The army organ, Red Star, reviewing a German advance yesterday in a northern factor district of Stalingrad, said the Germans had paid an exorbitant price for a small gain. In a suddenly revived offensive, the Germans had tried to accomplish their long frustrated purpose of driving to the Volga, where ice floes were hampering the delivery of supplies to the defenders.
Gains cost Nazis 1,000 men
Their gains cost them at least 1,000 men, besides 60 trucks and other material.
Northwest of Stalingrad, Soviet artillery dispersed and partly wiped out two companies of Axis infantry.
Although the latest communiqué reported no new Russian advance southeast of Nalchik, dispatches from that area said the Red Army continued to advance. Soviet forces drove the Germans from two strongly fortified mountains, then fresh Soviet units drove them to an unnamed river, forced the river and continued the pursuit, these dispatches said.

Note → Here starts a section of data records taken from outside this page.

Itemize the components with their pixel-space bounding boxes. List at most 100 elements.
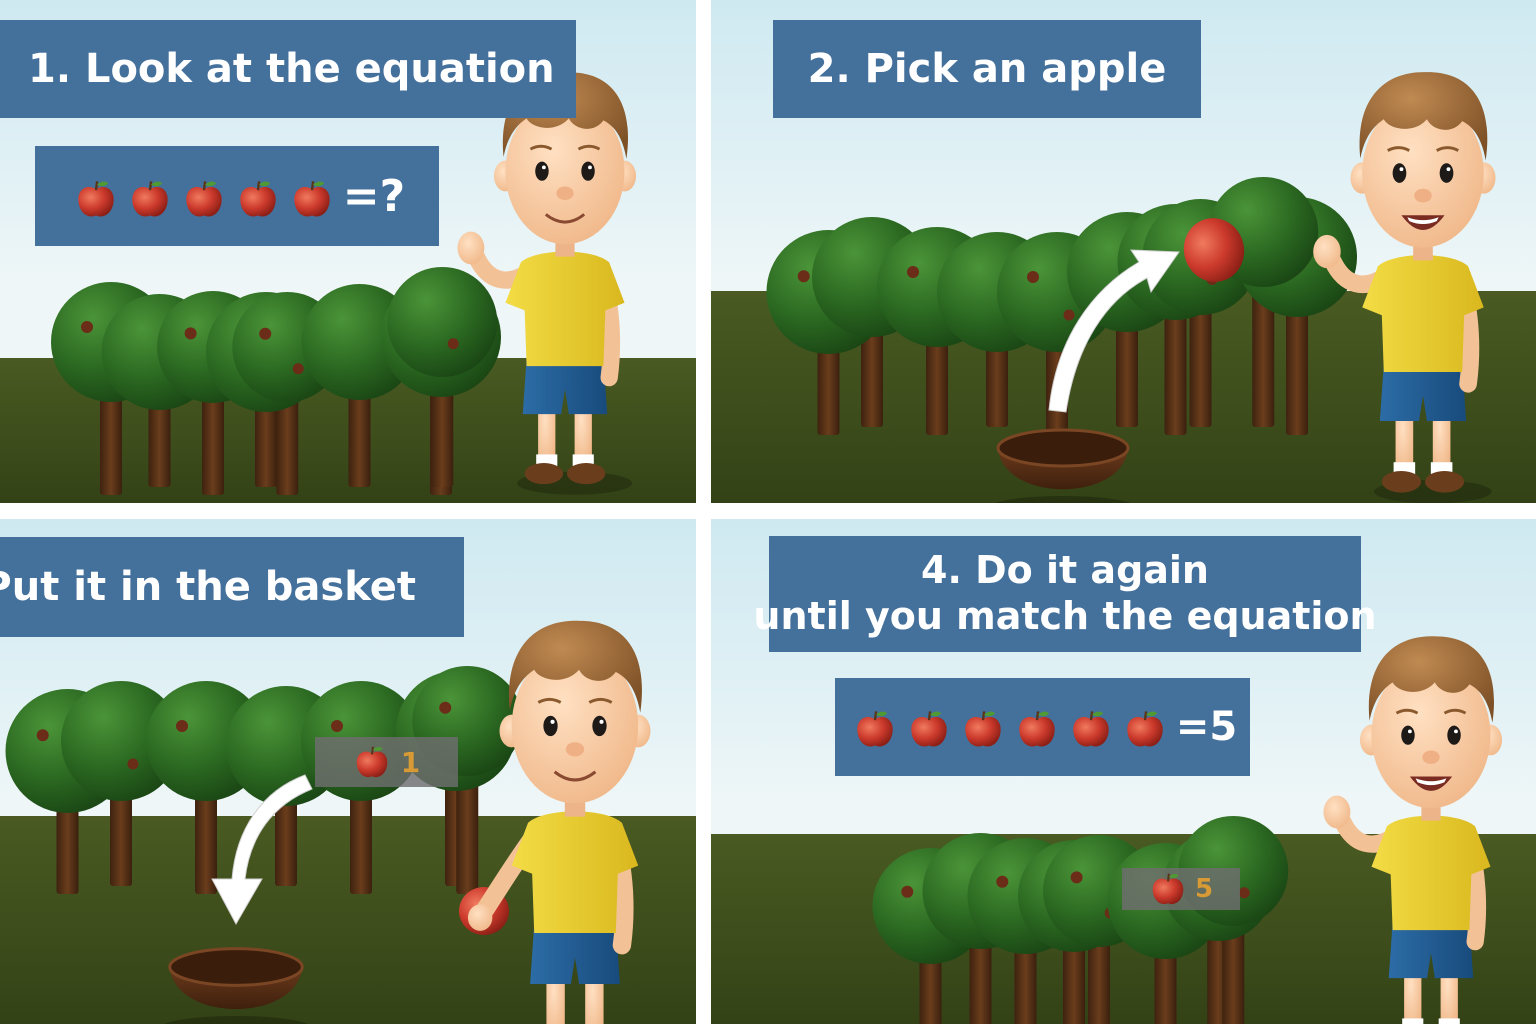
step-title-banner: 1. Look at the equation — [0, 20, 576, 118]
hand — [467, 904, 493, 931]
step-title-line-1: 4. Do it again — [921, 548, 1209, 593]
apple-icon — [965, 710, 1001, 746]
boy-character — [457, 72, 637, 495]
apple-icon — [128, 171, 172, 222]
apple-icon — [1123, 704, 1167, 750]
apple-icon — [132, 180, 168, 216]
apple-icon-row — [848, 704, 1172, 751]
apple-icon — [1149, 870, 1187, 908]
equation-box: = 5 — [835, 678, 1250, 776]
eye — [1447, 725, 1461, 745]
step-title-banner: 3. Put it in the basket — [0, 537, 464, 637]
apple-icon — [290, 171, 334, 222]
apple-icon — [78, 180, 114, 216]
hand — [457, 231, 485, 265]
step-panel-3: 3. Put it in the basket 1 — [0, 519, 696, 1024]
step-panel-4: 4. Do it again until you match the equat… — [711, 519, 1536, 1024]
eye — [592, 715, 607, 737]
apple-icon — [1015, 704, 1059, 750]
apple-icon — [74, 171, 118, 222]
tutorial-grid: 1. Look at the equation = ? 2. Pick an a… — [0, 0, 1536, 1024]
apple-icon — [294, 180, 330, 216]
apple-icon — [353, 743, 391, 781]
boy-character — [1323, 636, 1503, 1024]
step-title: 1. Look at the equation — [28, 46, 555, 92]
step-title-banner: 4. Do it again until you match the equat… — [753, 536, 1377, 652]
apple-icon — [1127, 710, 1163, 746]
equation-box: = ? — [35, 146, 439, 246]
counter-value: 5 — [1194, 874, 1214, 904]
apple-icon — [857, 710, 893, 746]
eye — [543, 715, 558, 737]
apple-on-tree — [184, 327, 197, 340]
counter-value: 1 — [400, 745, 421, 779]
equals-sign: = — [342, 170, 380, 222]
apple-on-tree — [292, 363, 304, 375]
apple-icon — [1152, 873, 1184, 905]
apple-on-tree — [901, 885, 914, 898]
tree-foliage — [387, 267, 498, 377]
apple-icon — [186, 180, 222, 216]
apple-on-tree — [1063, 309, 1075, 321]
apple-icon — [1073, 710, 1109, 746]
equation-result: ? — [379, 170, 406, 222]
shoe — [1424, 471, 1465, 493]
apple-on-tree — [797, 270, 810, 283]
apple-icon — [236, 171, 280, 222]
apple-icon — [1069, 704, 1113, 750]
nose — [1422, 750, 1440, 764]
apple-icon — [853, 704, 897, 750]
step-title-line-2: until you match the equation — [753, 594, 1377, 638]
apple-on-tree — [996, 875, 1009, 888]
apple-icon — [240, 180, 276, 216]
shorts — [1388, 922, 1474, 979]
step-panel-1: 1. Look at the equation = ? — [0, 0, 696, 503]
apple-on-tree — [1070, 871, 1083, 884]
apple-on-tree — [176, 720, 188, 732]
equals-sign: = — [1175, 704, 1210, 750]
basket — [164, 947, 308, 1024]
nose — [1414, 188, 1432, 203]
eye — [581, 161, 595, 181]
apple-on-tree — [127, 758, 139, 770]
apple-icon — [961, 704, 1005, 750]
apple-counter: 1 — [315, 737, 458, 787]
equation-result: 5 — [1209, 704, 1238, 750]
apple-on-tree — [81, 321, 93, 333]
hand — [1323, 795, 1351, 829]
apple-on-tree — [36, 729, 49, 742]
apple-icon — [911, 710, 947, 746]
apple-icon — [182, 171, 226, 222]
shoe — [1381, 471, 1422, 493]
apple-on-tree — [439, 701, 452, 714]
apple-on-tree — [447, 338, 459, 350]
shorts — [522, 358, 608, 415]
basket — [994, 428, 1132, 503]
apple-on-tree — [1027, 271, 1039, 283]
step-title: 3. Put it in the basket — [0, 564, 416, 610]
apple-on-tree — [331, 720, 343, 732]
shorts — [530, 924, 620, 984]
eye — [1439, 163, 1454, 183]
apple-icon-row — [69, 171, 339, 222]
shoe — [524, 463, 564, 485]
apple-on-tree — [1238, 887, 1250, 899]
apple-icon — [907, 704, 951, 750]
step-panel-2: 2. Pick an apple — [711, 0, 1536, 503]
apple-icon — [1019, 710, 1055, 746]
tree-row — [51, 267, 501, 495]
apple-on-tree — [259, 327, 272, 340]
eye — [1392, 163, 1407, 183]
shoe — [566, 463, 606, 485]
step-title: 2. Pick an apple — [807, 46, 1167, 92]
eye — [535, 161, 549, 181]
step-title-banner: 2. Pick an apple — [773, 20, 1201, 118]
nose — [565, 742, 585, 757]
shorts — [1379, 364, 1467, 422]
apple-on-tree — [907, 266, 919, 278]
eye — [1401, 725, 1415, 745]
apple-counter: 5 — [1122, 868, 1240, 910]
nose — [556, 186, 574, 200]
tree-row — [872, 816, 1289, 1024]
hand — [1313, 234, 1341, 269]
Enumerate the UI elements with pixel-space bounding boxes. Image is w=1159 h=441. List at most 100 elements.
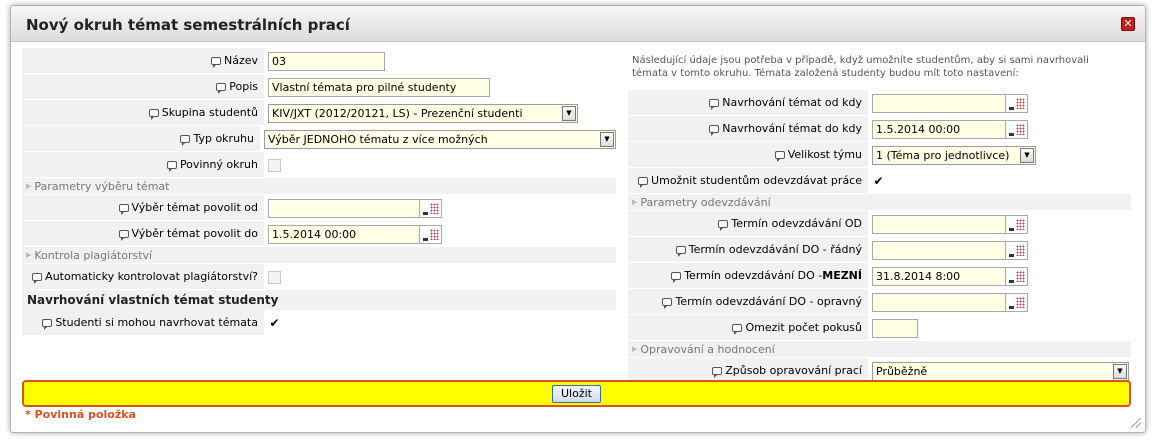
- triangle-right-icon: ▶: [26, 182, 32, 190]
- help-bubble-icon[interactable]: [210, 56, 221, 68]
- dialog-title: Nový okruh témat semestrálních prací: [26, 16, 350, 34]
- help-bubble-icon[interactable]: [774, 150, 785, 162]
- field-termin-od: Termín odevzdávání OD: [628, 211, 1131, 237]
- help-bubble-icon[interactable]: [638, 176, 649, 188]
- help-bubble-icon[interactable]: [675, 245, 686, 257]
- skupina-select[interactable]: KIV/JXT (2012/20121, LS) - Prezenční stu…: [268, 103, 578, 123]
- section-header[interactable]: ▶ Parametry odevzdávání: [628, 194, 1131, 211]
- termin-do-radny-input[interactable]: [872, 240, 1006, 260]
- typ-value: Výběr JEDNOHO tématu z více možných: [268, 132, 488, 146]
- popis-label: Popis: [229, 80, 258, 93]
- help-bubble-icon[interactable]: [180, 134, 191, 146]
- calendar-icon[interactable]: [1006, 266, 1028, 286]
- help-bubble-icon[interactable]: [732, 323, 743, 335]
- navrh-od-input[interactable]: [872, 93, 1006, 113]
- help-bubble-icon[interactable]: [709, 98, 720, 110]
- close-icon[interactable]: ✕: [1121, 17, 1135, 31]
- vyber-od-input[interactable]: [268, 198, 420, 218]
- dialog-titlebar[interactable]: Nový okruh témat semestrálních prací ✕: [11, 6, 1145, 42]
- triangle-right-icon: ▶: [632, 198, 638, 206]
- left-column: Název 03 Popis Vlastní témata pro pilné …: [22, 48, 616, 336]
- field-termin-do-mezni: Termín odevzdávání DO - MEZNÍ 31.8.2014 …: [628, 263, 1131, 289]
- navrh-do-label: Navrhování témat do kdy: [722, 122, 862, 135]
- calendar-icon[interactable]: [1006, 292, 1028, 312]
- chevron-down-icon[interactable]: ▼: [1113, 363, 1127, 379]
- field-vyber-od: Výběr témat povolit od: [22, 195, 616, 221]
- zpusob-select[interactable]: Průběžně ▼: [872, 361, 1129, 381]
- resize-grip-icon[interactable]: [1131, 418, 1141, 428]
- calendar-icon[interactable]: [420, 198, 442, 218]
- vyber-do-label: Výběr témat povolit do: [131, 227, 258, 240]
- help-bubble-icon[interactable]: [166, 160, 177, 172]
- velikost-value: 1 (Téma pro jednotlivce): [876, 148, 1010, 162]
- calendar-icon[interactable]: [1006, 240, 1028, 260]
- required-note: * Povinná položka: [25, 408, 136, 421]
- help-bubble-icon[interactable]: [42, 318, 53, 330]
- velikost-select[interactable]: 1 (Téma pro jednotlivce) ▼: [872, 145, 1036, 165]
- studenti-navrh-label: Studenti si mohou navrhovat témata: [55, 316, 258, 329]
- auto-plagiat-label: Automaticky kontrolovat plagiátorství?: [45, 270, 258, 283]
- auto-plagiat-checkbox[interactable]: [268, 270, 281, 284]
- help-bubble-icon[interactable]: [148, 108, 159, 120]
- skupina-value: KIV/JXT (2012/20121, LS) - Prezenční stu…: [272, 106, 523, 120]
- save-bar: Uložit: [22, 380, 1131, 407]
- vyber-od-label: Výběr témat povolit od: [131, 201, 258, 214]
- help-bubble-icon[interactable]: [709, 124, 720, 136]
- termin-od-input[interactable]: [872, 214, 1006, 234]
- field-navrh-do: Navrhování témat do kdy 1.5.2014 00:00: [628, 116, 1131, 142]
- chevron-down-icon[interactable]: ▼: [600, 131, 614, 147]
- help-bubble-icon[interactable]: [32, 272, 43, 284]
- calendar-icon[interactable]: [1006, 93, 1028, 113]
- field-velikost: Velikost týmu 1 (Téma pro jednotlivce) ▼: [628, 142, 1131, 168]
- help-bubble-icon[interactable]: [118, 229, 129, 241]
- termin-do-radny-label: Termín odevzdávání DO - řádný: [688, 243, 862, 256]
- termin-do-mezni-input[interactable]: 31.8.2014 8:00: [872, 266, 1006, 286]
- chevron-down-icon[interactable]: ▼: [1020, 147, 1034, 163]
- field-termin-do-opravny: Termín odevzdávání DO - opravný: [628, 289, 1131, 315]
- help-bubble-icon[interactable]: [662, 297, 673, 309]
- skupina-label: Skupina studentů: [161, 106, 258, 119]
- help-bubble-icon[interactable]: [118, 203, 129, 215]
- field-povinny: Povinný okruh: [22, 152, 616, 178]
- navrh-od-label: Navrhování témat od kdy: [722, 96, 862, 109]
- omezit-input[interactable]: [872, 318, 918, 338]
- calendar-icon[interactable]: [1006, 119, 1028, 139]
- right-column: Následující údaje jsou potřeba v případě…: [628, 48, 1131, 384]
- studenti-navrh-checkbox[interactable]: ✔: [268, 316, 281, 330]
- help-bubble-icon[interactable]: [718, 219, 729, 231]
- termin-do-opravny-label: Termín odevzdávání DO - opravný: [675, 295, 862, 308]
- nazev-input[interactable]: 03: [268, 51, 385, 71]
- field-popis: Popis Vlastní témata pro pilné studenty: [22, 74, 616, 100]
- vyber-do-input[interactable]: 1.5.2014 00:00: [268, 224, 420, 244]
- dialog-window: Nový okruh témat semestrálních prací ✕ N…: [10, 5, 1146, 433]
- section-header[interactable]: ▶ Parametry výběru témat: [22, 178, 616, 195]
- termin-od-label: Termín odevzdávání OD: [731, 217, 862, 230]
- odevzdavat-label: Umožnit studentům odevzdávat práce: [651, 174, 862, 187]
- odevzdavat-checkbox[interactable]: ✔: [872, 174, 885, 188]
- omezit-label: Omezit počet pokusů: [745, 321, 862, 334]
- termin-do-mezni-label: Termín odevzdávání DO -: [684, 269, 823, 282]
- povinny-checkbox[interactable]: [268, 158, 281, 172]
- field-studenti-navrh: Studenti si mohou navrhovat témata ✔: [22, 310, 616, 336]
- info-note: Následující údaje jsou potřeba v případě…: [632, 55, 1089, 79]
- field-odevzdavat: Umožnit studentům odevzdávat práce ✔: [628, 168, 1131, 194]
- field-navrh-od: Navrhování témat od kdy: [628, 90, 1131, 116]
- calendar-icon[interactable]: [1006, 214, 1028, 234]
- termin-do-opravny-input[interactable]: [872, 292, 1006, 312]
- typ-select[interactable]: Výběr JEDNOHO tématu z více možných ▼: [264, 129, 616, 149]
- help-bubble-icon[interactable]: [712, 366, 723, 378]
- triangle-right-icon: ▶: [26, 251, 32, 259]
- save-button[interactable]: Uložit: [552, 384, 601, 403]
- chevron-down-icon[interactable]: ▼: [562, 105, 576, 121]
- zpusob-value: Průběžně: [876, 364, 928, 378]
- field-vyber-do: Výběr témat povolit do 1.5.2014 00:00: [22, 221, 616, 247]
- popis-input[interactable]: Vlastní témata pro pilné studenty: [268, 77, 490, 97]
- field-auto-plagiat: Automaticky kontrolovat plagiátorství?: [22, 264, 616, 290]
- navrh-do-input[interactable]: 1.5.2014 00:00: [872, 119, 1006, 139]
- triangle-right-icon: ▶: [632, 345, 638, 353]
- section-header[interactable]: ▶ Kontrola plagiátorství: [22, 247, 616, 264]
- help-bubble-icon[interactable]: [671, 271, 682, 283]
- section-header[interactable]: ▶ Opravování a hodnocení: [628, 341, 1131, 358]
- calendar-icon[interactable]: [420, 224, 442, 244]
- help-bubble-icon[interactable]: [216, 82, 227, 94]
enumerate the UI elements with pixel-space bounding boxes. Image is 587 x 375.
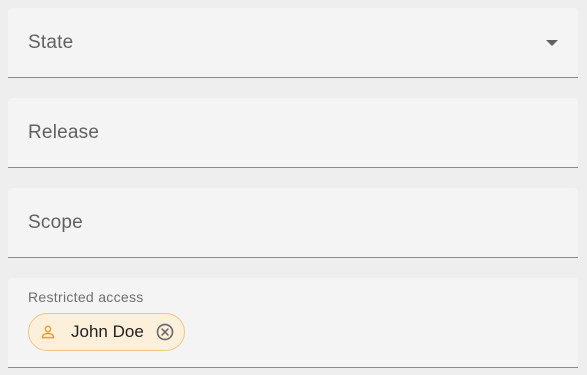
state-label: State <box>28 32 74 53</box>
restricted-access-label: Restricted access <box>28 289 144 305</box>
release-label: Release <box>28 122 100 143</box>
user-chip[interactable]: John Doe <box>28 313 185 351</box>
chip-label: John Doe <box>71 322 144 341</box>
person-icon <box>39 323 57 341</box>
release-field[interactable]: Release <box>8 98 578 168</box>
scope-label: Scope <box>28 212 83 233</box>
state-select[interactable]: State <box>8 8 578 78</box>
scope-field[interactable]: Scope <box>8 188 578 258</box>
restricted-access-field[interactable]: Restricted access John Doe <box>8 278 578 368</box>
cancel-circle-icon[interactable] <box>155 322 175 342</box>
arrow-drop-down-icon[interactable] <box>546 40 558 46</box>
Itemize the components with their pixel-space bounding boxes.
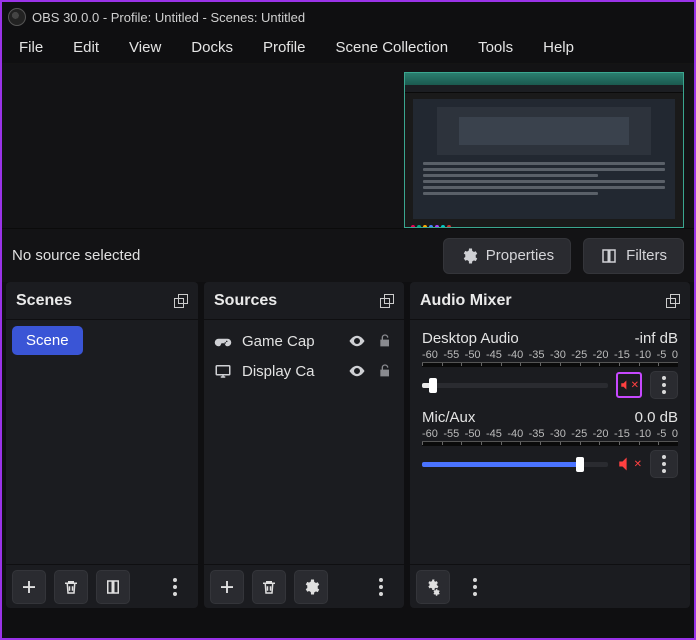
audio-meter xyxy=(422,362,678,367)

Snipers take toll at Leningrad
Northeast of Tuapse Naval Base, the other Caucasian front, Soviet scouts penetrated the rear of the enemy and smashed a company of Romanian infantry.
Soviet snipers have killed 529 Germans on the Leningrad Front in three days, the communiqué reported.
Last midnight’s communiqué had reported a Russian setback on the Volkhov Front, above Lake Ilmen on the northwestern front. The Germans, after losing 3,000 men in six attacks on a strategic locality the Russians had recently taken, broke through to the outskirts on the seventh attempt.